In Harvard’s three losses on the season, he completed just over 49 percent of his passes for two scores and had a total of five interceptions.
The early numbers in 2007 are more reminiscent of O’Hagan’s promising sophomore campaign.
O’Hagan started nine games in 2005 and led the Ivy League in total offense. In the final six games, he posted 12 touchdowns compared to just four interceptions.
With another year of life—and football—experience, the quarterback feels even more ready to step up to the challenge of being Harvard’s starter.
“I just feel like I’m much better prepared,” O’Hagan says. “I’m older, more mature, more experienced. I’ve played a lot more games, everything just feels slower. I feel a lot more comfortable on the field.”
And with a deep and talented receiving corps to throw to, O’Hagan will not be at a loss for wideouts and tight ends to make plays.
“The thing about our guys is that they’re all great route runners and they’re all smart,” O’Hagan says. “They’re all smart out there. When you’re out there playing with guys like that, Corey [Mazza] and the rest, it’s a lot easier to make plays.”
In addition to his arm, the senior’s legs have also been known to carry the offense.
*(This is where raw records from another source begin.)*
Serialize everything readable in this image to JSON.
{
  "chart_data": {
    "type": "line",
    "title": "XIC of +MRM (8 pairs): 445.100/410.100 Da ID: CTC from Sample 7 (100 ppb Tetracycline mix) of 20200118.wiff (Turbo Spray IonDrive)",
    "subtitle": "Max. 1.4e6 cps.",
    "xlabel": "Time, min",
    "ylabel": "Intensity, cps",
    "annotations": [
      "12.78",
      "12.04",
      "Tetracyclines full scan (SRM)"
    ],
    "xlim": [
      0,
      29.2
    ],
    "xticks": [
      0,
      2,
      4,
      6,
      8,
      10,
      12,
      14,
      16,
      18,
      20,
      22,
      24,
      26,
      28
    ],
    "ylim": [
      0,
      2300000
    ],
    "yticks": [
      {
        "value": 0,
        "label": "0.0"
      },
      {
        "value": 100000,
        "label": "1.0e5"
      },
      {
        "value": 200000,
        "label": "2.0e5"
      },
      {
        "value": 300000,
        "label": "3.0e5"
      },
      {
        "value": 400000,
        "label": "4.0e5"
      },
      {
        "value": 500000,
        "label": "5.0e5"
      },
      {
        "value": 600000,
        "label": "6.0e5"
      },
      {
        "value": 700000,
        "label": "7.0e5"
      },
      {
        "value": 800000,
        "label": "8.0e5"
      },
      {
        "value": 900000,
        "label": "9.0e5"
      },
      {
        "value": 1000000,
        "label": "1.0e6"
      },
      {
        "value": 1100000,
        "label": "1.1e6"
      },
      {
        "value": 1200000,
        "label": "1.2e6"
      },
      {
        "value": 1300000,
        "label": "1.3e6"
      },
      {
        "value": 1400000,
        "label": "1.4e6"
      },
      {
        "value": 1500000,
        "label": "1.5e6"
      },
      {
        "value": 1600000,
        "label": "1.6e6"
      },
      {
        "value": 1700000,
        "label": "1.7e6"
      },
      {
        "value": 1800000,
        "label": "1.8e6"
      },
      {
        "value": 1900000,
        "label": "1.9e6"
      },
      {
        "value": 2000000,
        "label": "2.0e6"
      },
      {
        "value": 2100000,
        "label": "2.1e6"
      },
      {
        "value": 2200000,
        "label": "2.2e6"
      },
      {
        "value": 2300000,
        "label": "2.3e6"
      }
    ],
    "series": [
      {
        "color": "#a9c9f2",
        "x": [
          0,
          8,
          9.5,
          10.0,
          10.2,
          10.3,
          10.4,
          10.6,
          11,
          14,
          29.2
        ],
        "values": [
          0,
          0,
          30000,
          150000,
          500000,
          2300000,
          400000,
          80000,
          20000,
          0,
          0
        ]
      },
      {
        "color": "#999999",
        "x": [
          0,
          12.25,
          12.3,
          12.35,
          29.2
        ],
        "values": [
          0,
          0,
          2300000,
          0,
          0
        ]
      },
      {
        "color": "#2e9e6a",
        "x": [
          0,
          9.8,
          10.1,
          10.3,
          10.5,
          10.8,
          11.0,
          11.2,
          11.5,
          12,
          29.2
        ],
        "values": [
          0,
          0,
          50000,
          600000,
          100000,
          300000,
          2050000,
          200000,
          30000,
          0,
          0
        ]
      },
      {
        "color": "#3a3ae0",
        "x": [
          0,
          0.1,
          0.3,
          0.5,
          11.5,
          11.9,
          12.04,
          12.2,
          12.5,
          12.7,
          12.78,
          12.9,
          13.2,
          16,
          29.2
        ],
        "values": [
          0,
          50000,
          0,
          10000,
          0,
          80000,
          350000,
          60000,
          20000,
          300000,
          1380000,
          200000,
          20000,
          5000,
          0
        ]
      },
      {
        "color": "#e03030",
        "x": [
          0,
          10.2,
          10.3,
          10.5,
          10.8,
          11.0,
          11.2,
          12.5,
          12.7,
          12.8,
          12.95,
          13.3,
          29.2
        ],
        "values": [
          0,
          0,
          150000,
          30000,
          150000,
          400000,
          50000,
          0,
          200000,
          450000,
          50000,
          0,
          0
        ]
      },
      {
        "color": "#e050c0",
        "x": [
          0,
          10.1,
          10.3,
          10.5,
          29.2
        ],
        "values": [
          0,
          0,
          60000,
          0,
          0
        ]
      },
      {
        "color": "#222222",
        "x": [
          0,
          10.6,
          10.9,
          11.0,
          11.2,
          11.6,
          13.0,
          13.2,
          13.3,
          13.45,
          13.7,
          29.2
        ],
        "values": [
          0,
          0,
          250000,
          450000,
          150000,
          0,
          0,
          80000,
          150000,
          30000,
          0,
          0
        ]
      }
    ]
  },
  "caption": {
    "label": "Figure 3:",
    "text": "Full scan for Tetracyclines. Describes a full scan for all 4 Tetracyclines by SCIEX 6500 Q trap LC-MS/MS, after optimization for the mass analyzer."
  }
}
He has nearly 600 rushing yards during his career, and the quarterback attributes some of his run skills to important childhood experience as a running back.
“It’s all instinctual,” he says. “I just kind of take off when I feel it’s open. If it’s there, I’m going to take it.
“Instead of trying to complete a five-yard pass it’s just as easy to run five yards, get down, keep the offense on schedule. I feel like it’s a valuable part of my game—it buys time if a guy’s not open yet.”
And with fellow senior Pizzotti and Witt, a junior, in line should anything go wrong, the Crimson should be able to keep the quarterback position in order in 2007.